His other recent theatrical projects include the lead role in Sam Ellis' fantasy-horror film The Cursed opposite Kelly Reilly, the lead in Shane Black's Predator remake, James Mangold's Oscar®-nominated film Logan opposite Hugh Jackman, Jason Lew's The Free World opposite Elisabeth Moss and Octavia Spencer, 20th Century Fox's sci-fi thriller Morgan with Kate Mara and Paul Giamatti, Gavin O'Connor's Jane Got A Gun with Natalie Portman and Ewan McGregor, and Warner Bros' Run All Night with Liam Neeson and Ed Harris. His early projects included scene stealing roles in David Fincher's adaptation of Gillian Flynn's novel Gone Girl and Craig Johnson's character driven indie Skelton Twins starring Kristen Wiig and Bill Hader. Preceding this success, Holbrook had a prolific role in Gus Van Sant's Academy Award® nominated drama Milk. His streaming debut was in the critically acclaimed Netflix original series Narcos which received a 2016 Golden Globe® nomination for Best TV Series: Drama.
Olivier Richters (Hauke) is a Dutch-born actor, professional bodybuilder and entrepreneur known around the world as The Dutch Giant. At 7'2" (2.18m) and 342lbs (155kg) he holds the Guinness World Record as the tallest actor and bodybuilder currently active.

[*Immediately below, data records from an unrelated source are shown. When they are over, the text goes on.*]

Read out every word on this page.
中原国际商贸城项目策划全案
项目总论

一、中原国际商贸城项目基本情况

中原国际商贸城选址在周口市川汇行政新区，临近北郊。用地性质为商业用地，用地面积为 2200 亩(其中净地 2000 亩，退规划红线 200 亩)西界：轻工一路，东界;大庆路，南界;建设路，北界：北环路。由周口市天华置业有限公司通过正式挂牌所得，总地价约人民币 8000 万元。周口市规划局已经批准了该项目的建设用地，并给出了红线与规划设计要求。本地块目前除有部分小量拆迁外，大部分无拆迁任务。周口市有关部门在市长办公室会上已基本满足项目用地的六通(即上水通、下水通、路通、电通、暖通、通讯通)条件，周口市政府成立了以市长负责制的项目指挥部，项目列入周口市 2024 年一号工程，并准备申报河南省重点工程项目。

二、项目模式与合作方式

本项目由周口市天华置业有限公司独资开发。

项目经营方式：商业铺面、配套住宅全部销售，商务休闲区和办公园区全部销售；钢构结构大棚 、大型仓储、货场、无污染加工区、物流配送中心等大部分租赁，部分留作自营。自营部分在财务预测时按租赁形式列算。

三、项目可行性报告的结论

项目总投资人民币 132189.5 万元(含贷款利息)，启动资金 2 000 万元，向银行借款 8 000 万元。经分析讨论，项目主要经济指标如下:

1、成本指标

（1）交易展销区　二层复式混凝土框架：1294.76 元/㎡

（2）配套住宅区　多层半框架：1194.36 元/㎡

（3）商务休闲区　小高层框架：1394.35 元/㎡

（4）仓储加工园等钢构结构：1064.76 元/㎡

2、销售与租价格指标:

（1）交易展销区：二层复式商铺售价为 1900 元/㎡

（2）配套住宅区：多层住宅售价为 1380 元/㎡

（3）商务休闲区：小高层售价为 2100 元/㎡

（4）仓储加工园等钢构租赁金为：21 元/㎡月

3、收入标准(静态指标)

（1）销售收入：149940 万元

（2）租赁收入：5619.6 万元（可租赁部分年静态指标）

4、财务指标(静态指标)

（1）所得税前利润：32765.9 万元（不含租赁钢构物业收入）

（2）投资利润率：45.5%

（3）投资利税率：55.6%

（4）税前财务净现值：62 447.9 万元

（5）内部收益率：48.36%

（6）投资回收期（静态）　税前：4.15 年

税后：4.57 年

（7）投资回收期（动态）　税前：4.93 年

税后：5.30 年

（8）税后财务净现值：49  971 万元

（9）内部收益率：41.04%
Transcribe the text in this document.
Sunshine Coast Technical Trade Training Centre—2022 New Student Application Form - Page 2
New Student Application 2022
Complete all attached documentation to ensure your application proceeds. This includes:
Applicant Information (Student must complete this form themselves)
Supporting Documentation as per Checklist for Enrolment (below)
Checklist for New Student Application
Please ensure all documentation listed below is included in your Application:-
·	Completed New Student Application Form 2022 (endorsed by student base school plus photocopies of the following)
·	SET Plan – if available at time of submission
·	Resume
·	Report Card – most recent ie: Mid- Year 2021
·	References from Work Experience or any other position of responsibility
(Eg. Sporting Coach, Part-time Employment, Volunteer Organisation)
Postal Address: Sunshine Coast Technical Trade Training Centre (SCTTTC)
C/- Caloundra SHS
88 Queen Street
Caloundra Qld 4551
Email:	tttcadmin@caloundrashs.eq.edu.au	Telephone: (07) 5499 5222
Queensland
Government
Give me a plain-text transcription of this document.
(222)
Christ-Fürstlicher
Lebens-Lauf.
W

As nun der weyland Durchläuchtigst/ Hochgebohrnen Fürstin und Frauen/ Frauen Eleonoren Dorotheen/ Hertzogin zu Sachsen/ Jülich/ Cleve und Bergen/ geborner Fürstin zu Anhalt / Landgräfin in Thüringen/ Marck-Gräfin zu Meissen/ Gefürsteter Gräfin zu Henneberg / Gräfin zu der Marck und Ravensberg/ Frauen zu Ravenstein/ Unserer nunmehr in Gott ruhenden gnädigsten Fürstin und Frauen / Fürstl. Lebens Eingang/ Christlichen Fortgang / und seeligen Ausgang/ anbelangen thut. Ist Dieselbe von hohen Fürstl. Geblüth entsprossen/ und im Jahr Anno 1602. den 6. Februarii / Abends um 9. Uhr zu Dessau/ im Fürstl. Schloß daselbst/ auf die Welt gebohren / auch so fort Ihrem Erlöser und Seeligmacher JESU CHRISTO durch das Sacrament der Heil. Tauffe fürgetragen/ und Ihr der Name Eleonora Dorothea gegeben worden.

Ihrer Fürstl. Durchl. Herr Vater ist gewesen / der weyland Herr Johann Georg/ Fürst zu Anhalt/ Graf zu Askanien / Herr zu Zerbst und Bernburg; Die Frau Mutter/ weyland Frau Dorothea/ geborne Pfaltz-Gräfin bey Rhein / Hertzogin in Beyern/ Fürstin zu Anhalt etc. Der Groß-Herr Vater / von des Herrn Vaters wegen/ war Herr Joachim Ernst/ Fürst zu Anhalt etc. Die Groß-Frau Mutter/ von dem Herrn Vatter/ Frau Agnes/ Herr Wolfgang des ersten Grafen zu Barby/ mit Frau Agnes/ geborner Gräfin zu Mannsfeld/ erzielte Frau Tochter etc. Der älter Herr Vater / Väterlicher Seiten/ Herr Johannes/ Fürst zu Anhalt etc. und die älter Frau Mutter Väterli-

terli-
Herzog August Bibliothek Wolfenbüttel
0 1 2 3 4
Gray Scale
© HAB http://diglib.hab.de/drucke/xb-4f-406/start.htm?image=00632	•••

Having started weightlifting at age 19, Richters has used his unique stature to make a name for himself in the Netherlands and was fortunate enough to gain a worldwide audience by having cameos in the feature films The King's Man and Marvel's Black Widow. cameos in the feature films The King's Man and Marvel's Black Widow. Later this year, Richters will be seen in a supporting role in Boarderlands starring Cate Blanchett and Jamie Lee Curtis.
Not just pure brawn, Richters is also a hugely successful entrepreneur having founded three companies thus far: the online sports supermarket Muscle Meat; his supplement brand Dutch Giant Nutrition and the online clothing store Tall Origin, for people of exceptional height.
Though he is mainly known on screen as the big baddie, Richters is loved for his down-to-earth demeanor and infectious personality. Combining those characteristics with his bigger than life stature makes Richters truly one of a kind.
Ethann Isidore (Teddy) was born on January 25, 2007 in Le Chesnay, Yvelines, France. He is a French actor of Franco-Mauritian-Brazilian descent. At the age of 6, two years early, he joined the Theater Arts on Stage course in Chatou, Yvelines, France. From the age of 11, passionate about cinema, he acted in various short films. In 2018, he played the character of Nadir in Au Revoir Tom Selleck by Ridwane Bellawell, which won the Grand Prix Ciné Banlieue 2019. The young actor was awarded the special mention 'best male interpretation' by the Jury. In 2019, he starred, in motion-capture, as the child in the Franco-Canadian interactive virtual reality experience 'Les Passagers' by Ziad Touma, (Canadian Screen Prize Best Immersive Work 2022). He was then noticed by the artists' agency Noma Talent and has since appeared in the television series Sam (Seasons 4 and 5, Netflix and AMC+) and Mortel.
Isidore learned English language by watching American movies and TV shows.
At the beginning of 2023, he began his seventh year at the Orléans Conservatory, studying theatre and dramatic art.